Prosecutors outlined charges tied to severe, prolonged mistreatment: homicide by abuse, second-degree assault of a child, and unlawful imprisonment counts with domestic-violence enhancements. The courtroom record described a case built heavily on direct documentation, not speculation. Miller addressed the court with an apology and referenced her own foster-care background, but the sentencing judge still imposed the top term allowed under the plea, reflecting the gravity of the underlying conduct as presented.
What Investigators Say Happened to Meela Miller
Investigators said Meela died in September 2022 after being restrained for long periods, assaulted, and deprived of food. Prosecutors argued the mistreatment occurred “hours upon hours, day after day,” emphasizing the alleged torture and starvation. A central piece of evidence was the couple’s own home security camera footage, which prosecutors described as undisputed documentation of abuse inside the home—an unusually direct window into what normally stays hidden from schools, neighbors, and extended family.
Authorities said no outside intervention stopped the abuse before the child’s death. Instead, the case came to light after an extraordinary post-death sequence that investigators say the adults chose themselves. According to reporting, the couple kept Meela’s body in the home for months. In December 2022, they rented a U-Haul, placed the child’s body in a coffin inside a trailer, and drove from Washington to Mitchell, South Dakota.
The U-Haul Trip and the Funeral Home Tip That Triggered Arrests
Police became involved after staff at a Mitchell, South Dakota, funeral home reportedly noticed the group lacked standard documentation tied to a death and contacted authorities. That call, not a prior welfare check, reportedly set the investigation into motion. The timeline—death in September, body kept until December, then transported across multiple states—underscores how long a child can effectively disappear when no mandatory reporter or agency is alerted quickly enough to demand answers.

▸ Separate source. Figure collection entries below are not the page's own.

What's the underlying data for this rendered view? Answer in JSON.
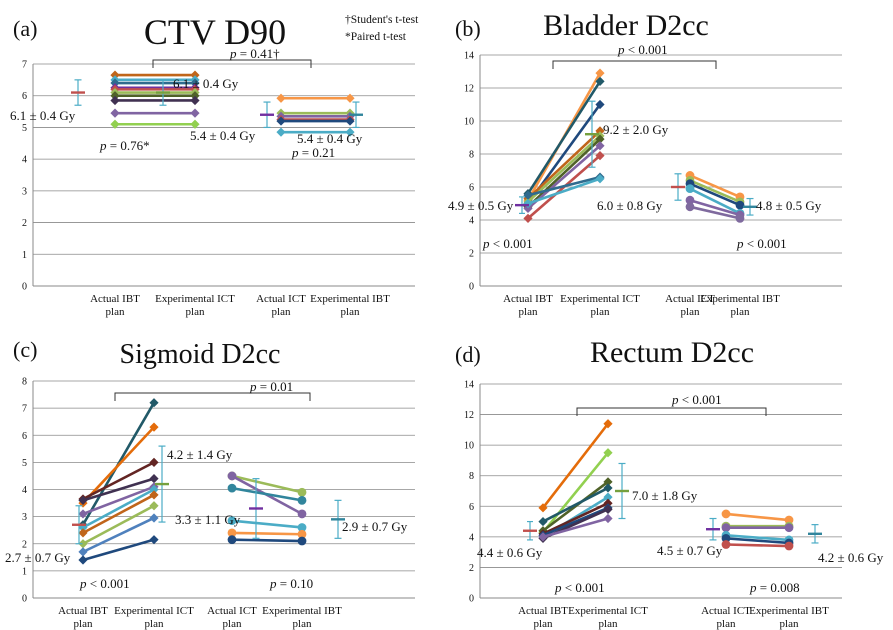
{
  "figure": {
    "footnotes": [
      "†Student's t-test",
      "*Paired t-test"
    ]
  },
  "chart_data": [
    {
      "type": "line",
      "panel_label": "(a)",
      "title": "CTV D90",
      "ylim": [
        0,
        7
      ],
      "yticks": [
        0,
        1,
        2,
        3,
        4,
        5,
        6,
        7
      ],
      "categories": [
        "Actual IBT plan",
        "Experimental ICT plan",
        "Actual ICT plan",
        "Experimental IBT plan"
      ],
      "series_groups": [
        {
          "from": "Actual IBT plan",
          "to": "Experimental ICT plan",
          "pairs": [
            {
              "from": 6.65,
              "to": 6.65,
              "color": "#C0651A"
            },
            {
              "from": 6.5,
              "to": 6.5,
              "color": "#4BACC6"
            },
            {
              "from": 6.4,
              "to": 6.4,
              "color": "#2F6B8E"
            },
            {
              "from": 6.25,
              "to": 6.25,
              "color": "#7030A0"
            },
            {
              "from": 6.2,
              "to": 6.2,
              "color": "#C0504D"
            },
            {
              "from": 6.1,
              "to": 6.1,
              "color": "#9BBB59"
            },
            {
              "from": 6.0,
              "to": 6.0,
              "color": "#4F6228"
            },
            {
              "from": 5.85,
              "to": 5.85,
              "color": "#403151"
            },
            {
              "from": 5.45,
              "to": 5.45,
              "color": "#8064A2"
            },
            {
              "from": 5.1,
              "to": 5.1,
              "color": "#92D050"
            }
          ]
        },
        {
          "from": "Actual ICT plan",
          "to": "Experimental IBT plan",
          "pairs": [
            {
              "from": 5.92,
              "to": 5.92,
              "color": "#F79646"
            },
            {
              "from": 5.45,
              "to": 5.45,
              "color": "#9BBB59"
            },
            {
              "from": 5.35,
              "to": 5.35,
              "color": "#8064A2"
            },
            {
              "from": 5.25,
              "to": 5.25,
              "color": "#C0504D"
            },
            {
              "from": 5.2,
              "to": 5.2,
              "color": "#1F497D"
            },
            {
              "from": 4.85,
              "to": 4.85,
              "color": "#4BACC6"
            }
          ]
        }
      ],
      "summaries": [
        {
          "category": "Actual IBT plan",
          "mean": 6.1,
          "sd": 0.4,
          "color": "#C0504D",
          "label": "6.1 ± 0.4 Gy"
        },
        {
          "category": "Experimental ICT plan",
          "mean": 6.1,
          "sd": 0.4,
          "color": "#76A03E",
          "label": "6.1 ± 0.4 Gy"
        },
        {
          "category": "Actual ICT plan",
          "mean": 5.4,
          "sd": 0.4,
          "color": "#7030A0",
          "label": "5.4 ± 0.4 Gy"
        },
        {
          "category": "Experimental IBT plan",
          "mean": 5.4,
          "sd": 0.4,
          "color": "#31859C",
          "label": "5.4 ± 0.4 Gy"
        }
      ],
      "pvalues": [
        {
          "text": "p = 0.41†",
          "type": "bracket"
        },
        {
          "text": "p = 0.76*",
          "type": "within"
        },
        {
          "text": "p = 0.21",
          "type": "within"
        }
      ]
    },
    {
      "type": "line",
      "panel_label": "(b)",
      "title": "Bladder D2cc",
      "ylim": [
        0,
        14
      ],
      "yticks": [
        0,
        2,
        4,
        6,
        8,
        10,
        12,
        14
      ],
      "categories": [
        "Actual IBT plan",
        "Experimental ICT plan",
        "Actual ICT plan",
        "Experimental IBT plan"
      ],
      "series_groups": [
        {
          "from": "Actual IBT plan",
          "to": "Experimental ICT plan",
          "pairs": [
            {
              "from": 5.2,
              "to": 12.9,
              "color": "#F79646"
            },
            {
              "from": 5.6,
              "to": 12.4,
              "color": "#215968"
            },
            {
              "from": 5.0,
              "to": 11.0,
              "color": "#1F497D"
            },
            {
              "from": 5.3,
              "to": 9.4,
              "color": "#C0651A"
            },
            {
              "from": 5.1,
              "to": 9.1,
              "color": "#9BBB59"
            },
            {
              "from": 4.8,
              "to": 8.9,
              "color": "#4F6228"
            },
            {
              "from": 4.7,
              "to": 8.5,
              "color": "#8064A2"
            },
            {
              "from": 4.1,
              "to": 7.9,
              "color": "#C0504D"
            },
            {
              "from": 5.5,
              "to": 6.6,
              "color": "#2F6B8E"
            },
            {
              "from": 5.0,
              "to": 6.5,
              "color": "#4BACC6"
            }
          ]
        },
        {
          "from": "Actual ICT plan",
          "to": "Experimental IBT plan",
          "pairs": [
            {
              "from": 6.7,
              "to": 5.4,
              "color": "#F79646"
            },
            {
              "from": 6.4,
              "to": 5.1,
              "color": "#9BBB59"
            },
            {
              "from": 6.2,
              "to": 4.9,
              "color": "#1F497D"
            },
            {
              "from": 5.9,
              "to": 4.4,
              "color": "#4BACC6"
            },
            {
              "from": 5.2,
              "to": 4.3,
              "color": "#8064A2"
            },
            {
              "from": 4.8,
              "to": 4.1,
              "color": "#7F6A9E"
            }
          ]
        }
      ],
      "summaries": [
        {
          "category": "Actual IBT plan",
          "mean": 4.9,
          "sd": 0.5,
          "color": "#7030A0",
          "label": "4.9 ± 0.5 Gy"
        },
        {
          "category": "Experimental ICT plan",
          "mean": 9.2,
          "sd": 2.0,
          "color": "#76A03E",
          "label": "9.2 ± 2.0 Gy"
        },
        {
          "category": "Actual ICT plan",
          "mean": 6.0,
          "sd": 0.8,
          "color": "#C0504D",
          "label": "6.0 ± 0.8 Gy"
        },
        {
          "category": "Experimental IBT plan",
          "mean": 4.8,
          "sd": 0.5,
          "color": "#31859C",
          "label": "4.8 ± 0.5 Gy"
        }
      ],
      "pvalues": [
        {
          "text": "p < 0.001",
          "type": "bracket"
        },
        {
          "text": "p < 0.001",
          "type": "within"
        },
        {
          "text": "p < 0.001",
          "type": "within"
        }
      ]
    },
    {
      "type": "line",
      "panel_label": "(c)",
      "title": "Sigmoid D2cc",
      "ylim": [
        0,
        8
      ],
      "yticks": [
        0,
        1,
        2,
        3,
        4,
        5,
        6,
        7,
        8
      ],
      "categories": [
        "Actual IBT plan",
        "Experimental ICT plan",
        "Actual ICT plan",
        "Experimental IBT plan"
      ],
      "series_groups": [
        {
          "from": "Actual IBT plan",
          "to": "Experimental ICT plan",
          "pairs": [
            {
              "from": 2.7,
              "to": 7.2,
              "color": "#215968"
            },
            {
              "from": 3.5,
              "to": 6.3,
              "color": "#E46C0A"
            },
            {
              "from": 3.65,
              "to": 5.0,
              "color": "#632523"
            },
            {
              "from": 3.6,
              "to": 4.4,
              "color": "#403151"
            },
            {
              "from": 3.1,
              "to": 4.1,
              "color": "#8064A2"
            },
            {
              "from": 2.6,
              "to": 4.0,
              "color": "#4BACC6"
            },
            {
              "from": 2.4,
              "to": 3.8,
              "color": "#C0651A"
            },
            {
              "from": 2.0,
              "to": 3.4,
              "color": "#9BBB59"
            },
            {
              "from": 1.7,
              "to": 2.95,
              "color": "#4F81BD"
            },
            {
              "from": 1.4,
              "to": 2.15,
              "color": "#1F497D"
            }
          ]
        },
        {
          "from": "Actual ICT plan",
          "to": "Experimental IBT plan",
          "pairs": [
            {
              "from": 4.5,
              "to": 3.9,
              "color": "#9BBB59"
            },
            {
              "from": 4.5,
              "to": 3.1,
              "color": "#8064A2"
            },
            {
              "from": 4.05,
              "to": 3.6,
              "color": "#31859C"
            },
            {
              "from": 2.85,
              "to": 2.6,
              "color": "#4BACC6"
            },
            {
              "from": 2.4,
              "to": 2.35,
              "color": "#F79646"
            },
            {
              "from": 2.15,
              "to": 2.1,
              "color": "#1F497D"
            }
          ]
        }
      ],
      "summaries": [
        {
          "category": "Actual IBT plan",
          "mean": 2.7,
          "sd": 0.7,
          "color": "#C0504D",
          "label": "2.7 ± 0.7 Gy"
        },
        {
          "category": "Experimental ICT plan",
          "mean": 4.2,
          "sd": 1.4,
          "color": "#76A03E",
          "label": "4.2 ± 1.4 Gy"
        },
        {
          "category": "Actual ICT plan",
          "mean": 3.3,
          "sd": 1.1,
          "color": "#7030A0",
          "label": "3.3 ± 1.1 Gy"
        },
        {
          "category": "Experimental IBT plan",
          "mean": 2.9,
          "sd": 0.7,
          "color": "#31859C",
          "label": "2.9 ± 0.7 Gy"
        }
      ],
      "pvalues": [
        {
          "text": "p = 0.01",
          "type": "bracket"
        },
        {
          "text": "p < 0.001",
          "type": "within"
        },
        {
          "text": "p = 0.10",
          "type": "within"
        }
      ]
    },
    {
      "type": "line",
      "panel_label": "(d)",
      "title": "Rectum D2cc",
      "ylim": [
        0,
        14
      ],
      "yticks": [
        0,
        2,
        4,
        6,
        8,
        10,
        12,
        14
      ],
      "categories": [
        "Actual IBT plan",
        "Experimental ICT plan",
        "Actual ICT plan",
        "Experimental IBT plan"
      ],
      "series_groups": [
        {
          "from": "Actual IBT plan",
          "to": "Experimental ICT plan",
          "pairs": [
            {
              "from": 5.9,
              "to": 11.4,
              "color": "#E46C0A"
            },
            {
              "from": 4.3,
              "to": 9.5,
              "color": "#92D050"
            },
            {
              "from": 4.4,
              "to": 7.6,
              "color": "#4F6228"
            },
            {
              "from": 5.0,
              "to": 7.2,
              "color": "#215968"
            },
            {
              "from": 4.0,
              "to": 6.6,
              "color": "#4BACC6"
            },
            {
              "from": 4.2,
              "to": 6.2,
              "color": "#632523"
            },
            {
              "from": 4.1,
              "to": 5.9,
              "color": "#1F497D"
            },
            {
              "from": 3.9,
              "to": 5.8,
              "color": "#403151"
            },
            {
              "from": 4.0,
              "to": 5.2,
              "color": "#8064A2"
            }
          ]
        },
        {
          "from": "Actual ICT plan",
          "to": "Experimental IBT plan",
          "pairs": [
            {
              "from": 5.5,
              "to": 5.1,
              "color": "#F79646"
            },
            {
              "from": 4.7,
              "to": 4.7,
              "color": "#9BBB59"
            },
            {
              "from": 4.6,
              "to": 4.6,
              "color": "#8064A2"
            },
            {
              "from": 4.1,
              "to": 3.8,
              "color": "#4BACC6"
            },
            {
              "from": 3.9,
              "to": 3.6,
              "color": "#1F497D"
            },
            {
              "from": 3.5,
              "to": 3.4,
              "color": "#C0504D"
            }
          ]
        }
      ],
      "summaries": [
        {
          "category": "Actual IBT plan",
          "mean": 4.4,
          "sd": 0.6,
          "color": "#C0504D",
          "label": "4.4 ± 0.6 Gy"
        },
        {
          "category": "Experimental ICT plan",
          "mean": 7.0,
          "sd": 1.8,
          "color": "#76A03E",
          "label": "7.0 ± 1.8 Gy"
        },
        {
          "category": "Actual ICT plan",
          "mean": 4.5,
          "sd": 0.7,
          "color": "#7030A0",
          "label": "4.5 ± 0.7 Gy"
        },
        {
          "category": "Experimental IBT plan",
          "mean": 4.2,
          "sd": 0.6,
          "color": "#31859C",
          "label": "4.2 ± 0.6 Gy"
        }
      ],
      "pvalues": [
        {
          "text": "p < 0.001",
          "type": "bracket"
        },
        {
          "text": "p < 0.001",
          "type": "within"
        },
        {
          "text": "p = 0.008",
          "type": "within"
        }
      ]
    }
  ]
}
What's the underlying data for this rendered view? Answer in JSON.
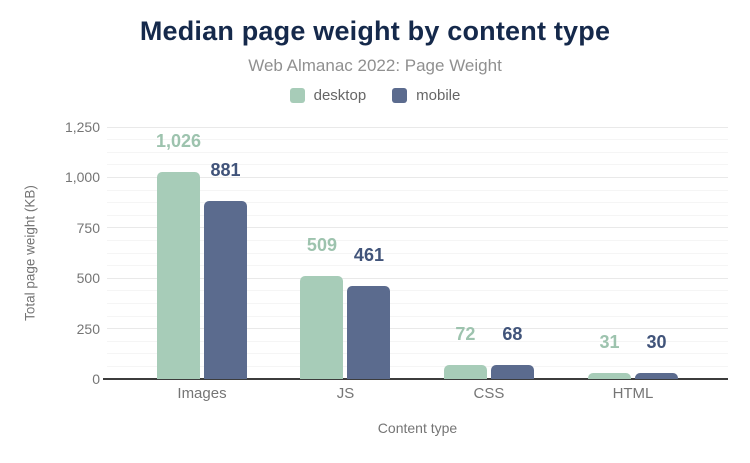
{
  "chart_data": {
    "type": "bar",
    "title": "Median page weight by content type",
    "subtitle": "Web Almanac 2022: Page Weight",
    "xlabel": "Content type",
    "ylabel": "Total page weight (KB)",
    "categories": [
      "Images",
      "JS",
      "CSS",
      "HTML"
    ],
    "series": [
      {
        "name": "desktop",
        "color": "#a7ccb8",
        "label_color": "#9dc3ae",
        "values": [
          1026,
          509,
          72,
          31
        ],
        "value_labels": [
          "1,026",
          "509",
          "72",
          "31"
        ]
      },
      {
        "name": "mobile",
        "color": "#5b6b8e",
        "label_color": "#41547a",
        "values": [
          881,
          461,
          68,
          30
        ],
        "value_labels": [
          "881",
          "461",
          "68",
          "30"
        ]
      }
    ],
    "ylim": [
      0,
      1250
    ],
    "yticks": [
      {
        "value": 0,
        "label": "0"
      },
      {
        "value": 250,
        "label": "250"
      },
      {
        "value": 500,
        "label": "500"
      },
      {
        "value": 750,
        "label": "750"
      },
      {
        "value": 1000,
        "label": "1,000"
      },
      {
        "value": 1250,
        "label": "1,250"
      }
    ],
    "minor_tick_interval": 62.5,
    "grid": true,
    "legend_position": "top"
  },
  "colors": {
    "title": "#15294b",
    "subtitle": "#909090",
    "axis_text": "#757575",
    "legend_text": "#666666",
    "baseline": "#3c3c3c",
    "grid_major": "#e9e9e9",
    "grid_minor": "#f5f5f5",
    "background": "#ffffff"
  }
}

Reporting also described the couple’s stated explanation for keeping and transporting the body: that they wanted to “spend more time with her.” The court record, as presented publicly, included family remarks mixing grief with religious language and pleas for protection of other children. Those statements emphasized a key reality for many Americans: when the home becomes the center of violence, institutions often arrive only after irreversible harm is done.
Boyfriend’s Plea Deal and What Remains Unclear
Aleksander Kurmoyarov, 31, Miller’s boyfriend, also pleaded guilty in connection with Meela’s death, with sentencing reported as pending for February 10, 2026. Court coverage indicated his plea arrangement removed the possibility of a life sentence. Based on the available reporting, the public record does not yet include his final term or the judge’s full reasoning at sentencing, making any broader conclusions about proportional punishment premature until that hearing concludes.
The case also highlights a policy problem that cuts across politics: oversight gaps when abuse occurs behind closed doors. The research provided points to private adoption dynamics and the lack of earlier external intervention, but it does not document specific agency decisions or missed reports in this particular household prior to the fatal incident. What is clear from the known facts is chillingly simple—once a child’s suffering is isolated from scrutiny, accountability often depends on the first outsider who finally makes a call.